Perhaps the United States is correct when it says economic liberalization will eventually result in political reform in China — although up to this point, that theory has remained just that: a theory.
That’s why I was surprised earlier this month when hundreds of Beijingers took to the streets, not to protest low wages, poor living conditions, corruption or pollution, but rather China’s latest “one” policy: the “one dog policy”.
The Beijing municipal government has stepped in between man and man’s best friend, resulting in hundreds of people gathering outside the city’s zoo to wave placards and shout angry slogans.
The introduction of the “one dog policy” is in response to a rabies epidemic that, if the government is to be believed, is sweeping the country. Last year, thousands of dogs were culled in the rural Chinese provinces and Beijing has decided to step in to ensure the disease doesn’t spread in the capital.
Police have been knocking on people’s doors and taking household pets even if they have been immunized, according to some of the demonstrators. And the policy goes even further than allowing just one dog: That one dog must not exceed 35 centimeters in height, and if it does, it gets taken away by the doggie police, too.
Demonstrators held up stuffed animals and shouted slogans like “love our dogs, love others for a harmonious society,” stealing President Hu Jintao’s signature line about promoting a “harmonious” society in China. About 200 police officers monitored the demonstration, with riot police on standby. Several people were arrested, and some claimed to have been beaten by police.
By comparison, Shanghai Communist Party chief Chen Liangyu has been brought down in a corruption scandal that saw more than a billion dollars in pension funds misappropriated. The scandal continues to grow, with other officials in Shanghai and Beijing being drawn into its web. But this flagrant misuse of state funds hasn’t spawned a single demonstration anywhere in the country.
Mao Zedong once said, “The nature of the people of the country is inertia,” and that may be true — if there’s one thing about China, it’s that people don’t generally give much thought to politics.

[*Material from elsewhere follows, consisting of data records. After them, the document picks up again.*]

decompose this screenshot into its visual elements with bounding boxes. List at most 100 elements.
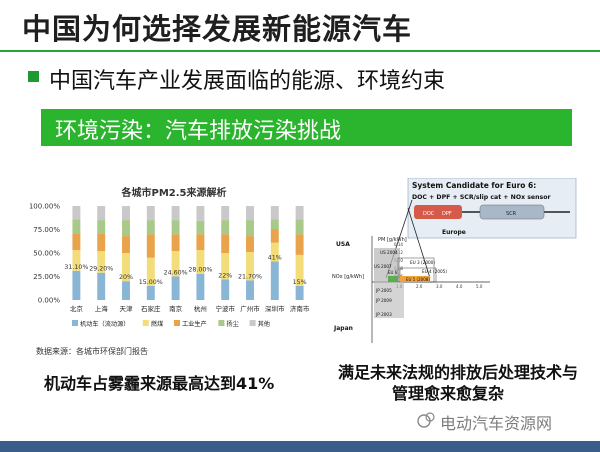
banner-text: 环境污染：汽车排放污染挑战 — [55, 119, 342, 144]
diagram-header-line1: System Candidate for Euro 6: — [412, 181, 536, 190]
bar-segment — [196, 206, 205, 222]
data-label: 28.00% — [188, 267, 212, 274]
bar-segment — [221, 234, 230, 253]
pm-axis-label: PM [g/kWh] — [378, 237, 407, 243]
bar-segment — [246, 252, 254, 281]
legend-label: 扬尘 — [226, 320, 238, 328]
bar-segment — [171, 234, 180, 252]
legend-label: 燃煤 — [151, 320, 163, 328]
data-source-note: 数据来源：各城市环保部门报告 — [36, 347, 148, 356]
y-tick-label: 100.00% — [30, 203, 60, 211]
nox-tick: 5.0 — [476, 284, 483, 289]
bar-segment — [295, 234, 304, 255]
bar-segment — [97, 206, 106, 221]
watermark-logo-icon — [417, 412, 435, 428]
bar-segment — [146, 257, 155, 286]
standard-label: US 2004 — [380, 250, 398, 255]
component-scr: SCR — [506, 211, 517, 217]
bullet-square-icon — [28, 71, 39, 82]
bar-segment — [171, 206, 180, 221]
bar-segment — [246, 280, 254, 300]
bar-segment — [295, 219, 304, 235]
standard-label: JP 2005 — [375, 288, 392, 293]
bar-segment — [72, 219, 81, 234]
nox-tick: 4.0 — [456, 284, 463, 289]
category-label: 天津 — [120, 305, 134, 313]
region-europe: Europe — [442, 229, 466, 236]
category-label: 南京 — [169, 304, 183, 313]
bar-segment — [171, 276, 180, 300]
legend-label: 其他 — [258, 320, 270, 328]
bar-segment — [97, 251, 106, 273]
bar-segment — [295, 254, 304, 286]
region-usa: USA — [336, 241, 350, 248]
bar-segment — [295, 206, 304, 220]
y-tick-label: 50.00% — [33, 250, 60, 258]
category-label: 宁波市 — [215, 304, 235, 313]
bar-segment — [97, 233, 106, 252]
y-tick-label: 0.00% — [38, 297, 61, 305]
legend-swatch — [174, 320, 180, 326]
slide-title: 中国为何选择发展新能源汽车 — [22, 12, 413, 46]
pm-tick: 0.14 — [394, 242, 403, 247]
data-label: 22% — [218, 272, 232, 279]
bar-segment — [295, 285, 304, 300]
bar-segment — [246, 220, 254, 237]
bar-segment — [270, 261, 279, 300]
bar-segment — [221, 206, 230, 221]
bar-segment — [146, 220, 155, 235]
standard-label: EU 5 (2008) — [406, 277, 430, 282]
nox-tick: 2.0 — [416, 284, 423, 289]
legend-label: 机动车（流动源） — [80, 320, 130, 328]
data-label: 31.10% — [64, 264, 88, 271]
category-label: 济南市 — [290, 304, 310, 313]
pm25-source-chart: 0.00% 25.00% 50.00% 75.00% 100.00% 北京 31.10% 上海… — [30, 203, 310, 329]
category-label: 北京 — [70, 304, 84, 313]
data-label: 20% — [119, 274, 133, 281]
bar-segment — [146, 206, 155, 221]
bar-segment — [221, 279, 230, 300]
bar-segment — [97, 220, 106, 234]
bar-segment — [196, 250, 205, 274]
bullet-heading: 中国汽车产业发展面临的能源、环境约束 — [49, 69, 446, 94]
eu6-region — [388, 276, 398, 282]
chart-caption: 机动车占雾霾来源最高达到41% — [44, 374, 275, 393]
bar-segment — [246, 206, 254, 221]
bar-segment — [122, 220, 130, 237]
y-tick-label: 25.00% — [33, 273, 60, 281]
bar-segment — [196, 273, 205, 300]
region-japan: Japan — [333, 325, 353, 332]
data-label: 24.60% — [164, 270, 188, 277]
diagram-caption-line1: 满足未来法规的排放后处理技术与 — [338, 363, 579, 382]
category-label: 杭州 — [194, 304, 207, 313]
doc-dpf-unit — [414, 205, 462, 219]
category-label: 广州市 — [240, 304, 260, 313]
legend-swatch — [249, 320, 256, 326]
bar-segment — [146, 234, 155, 258]
bar-segment — [122, 253, 130, 282]
legend-swatch — [142, 320, 149, 326]
footer-bar — [0, 441, 600, 452]
standard-label: EU 6 — [388, 270, 398, 275]
component-dpf: DPF — [442, 211, 452, 217]
bar-segment — [146, 285, 155, 300]
bar-segment — [270, 242, 279, 262]
data-label: 15% — [293, 279, 307, 286]
bar-segment — [221, 220, 230, 235]
bar-segment — [246, 236, 254, 253]
eu5-region — [400, 276, 430, 282]
data-label: 21.70% — [238, 273, 262, 280]
bar-segment — [122, 236, 130, 253]
leader-line — [407, 207, 431, 279]
standard-label: US 2007 — [374, 264, 392, 269]
data-label: 41% — [268, 254, 282, 261]
title-divider — [0, 50, 600, 52]
bar-segment — [97, 272, 106, 300]
legend-swatch — [72, 320, 78, 326]
bar-segment — [72, 270, 81, 300]
y-tick-label: 75.00% — [33, 226, 60, 234]
standard-label: JP 2003 — [375, 312, 392, 317]
nox-tick-labels: 1.0 2.0 3.0 4.0 5.0 — [396, 284, 483, 289]
bar-segment — [72, 233, 81, 251]
component-doc: DOC — [423, 211, 435, 217]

China’s 5,000-year history has been marked by periodic uprisings, usually from the disenchanted countryside. And considering its long history, China has had very few governments, with some dynasties lasting for hundreds of years.
The country’s latest dynasty, the Communist Party, knows this, and knows the people will give it some leeway, even if it impinges on their freedoms. The Chinese, in general, don’t seem to spend too much time worrying that Web sites are blocked, that the air is polluted or that news media is centrally controlled. Even corruption has become so commonplace that it barely raises an eyebrow.
But the Chinese people personify the idea of the “sleeping dragon” — political activism is there, right under the surface; it just takes the right issue to bring it out. And the government has done a relatively good job of letting the dragon continue its slumber — until it decided to mess with Fido.
One of my good friends in Beijing, who is the antithesis of “politically active,” is furious at the one-dog policy, and can’t understand why people need to pay a yearly registration fee to own a dog. “The government now takes 1,000 Renminbi ($147) per year to have a pet. What do they do with the money? Where does it go?”
Questioning government expenditures or tax policies is rare, and even more uncommon for a girl who usually couldn’t care less what the government does, as long as she has enough food on the table and can go shopping for fake Louis Vuitton handbags in the city’s trendy Xidan shopping district on the weekend.
It’s this kind of activism that the government has tried to let sleep, but it has awoke with a seemingly innocent policy to prevent the spread of rabies.
Despite this though, the Communist Party appears as entrenched as ever. Mr. Hu continues to tighten his grip on the country by further restricting foreign news media and dissent, purging those loyal to previous leader Jiang Zemin, tightening controls on the internet, and pouring billions of additional dollars into the country’s military.
The one-dog policy will not bring about the government’s inevitable downfall, but like the assassination of Austria’s famous Archduke back in 1914, it’s often the small conflicts that lead to the biggest changes.
Cam MacMurchy, a Canadian who spent the past two years in China, is the executive editor of an English-language TV station.